Many people at Gracepoint Berkeley church are rushing up to me saying variations of, “I’m *so* motivated and excited to read more books! But I haven’t read a non-required book in ____ years. I don’t know where to start!” After finding out a little more about people’s reading histories, I often recommend that people start with Lee Strobel’s The Case for _____ books, especially because many people associate Christian books, especially books on apologetics, with words like difficult, dry, boring, complicated, and are demotivated before even starting.
Strobel, a former atheist, traces his journey to faith through his 1999 book, The Case for Christ: A Journalist’s Personal Investigation of the Evidence for Jesus. What I love about his books is that they are very accessible to the everyday person. While it is an apologetics book, it also reads very much like a story — it is investigative journalism, after all — and Strobel uses his background in journalism to weave in details, and even develop tension as he chronicles his own grappling with the evidence he encounters. It is both a compelling and edifying read!

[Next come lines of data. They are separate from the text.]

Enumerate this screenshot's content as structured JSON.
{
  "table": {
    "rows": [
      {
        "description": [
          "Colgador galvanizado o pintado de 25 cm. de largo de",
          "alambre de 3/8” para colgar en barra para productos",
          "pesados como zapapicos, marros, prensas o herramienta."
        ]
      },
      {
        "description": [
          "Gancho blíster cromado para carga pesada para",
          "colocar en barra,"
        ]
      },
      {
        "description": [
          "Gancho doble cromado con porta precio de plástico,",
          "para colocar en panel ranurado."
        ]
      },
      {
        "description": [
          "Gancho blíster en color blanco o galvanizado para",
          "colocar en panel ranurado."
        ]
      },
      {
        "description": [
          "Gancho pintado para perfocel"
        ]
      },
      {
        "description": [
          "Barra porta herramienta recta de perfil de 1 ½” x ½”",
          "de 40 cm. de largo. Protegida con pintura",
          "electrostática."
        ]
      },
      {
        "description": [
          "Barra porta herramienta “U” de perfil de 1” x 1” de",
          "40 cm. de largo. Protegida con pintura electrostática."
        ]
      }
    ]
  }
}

For each chapter, Strobel investigates a different tough question regarding Jesus, through an interview with Christian apologists and theologians, including J.P. Moreland, Greg Boyd, and William Lane Craig. It is a great book for Christians who want to learn the evidence for why you believe what you believe, or how to present the evidence clearly and concisely. I’ve also found it is a great book for people who are not Christians, but seekers who are open to, or in the process of investigating the claims of Christianity.
Additionally, for each of The Case for… books, there is a “Student Edition” (middle and high school range) and a “For Kids” edition (for about 9-12 year olds). Bibliopolis patrons of all ages attest to how great they are.
The kindle version of The Case for Christ is currently $1.99! People often ask me my opinion on e-books. And while e-readers have done a fabulous job of simulating the sense of progress and even the act of flipping a page, I still think reading and holding a physical book, flipping and (sometimes ripping) actual pages is the best reading experience. But I’m no e-reader hater. I even like audiobooks (gasp!). I was kind of snobby about it all for a long time, but I’ve come to appreciate the pros and cons of all sorts of reading. In the end, reading an e-book is better than not reading any book. (You have to re-read that last sentence out loud…I’m on a roll today!)
Have you read any of “The Case for” books? Which is your favorite? (Mine is The Case for Faith.) What’s your take on e-books? Are you a proponent? Opponent?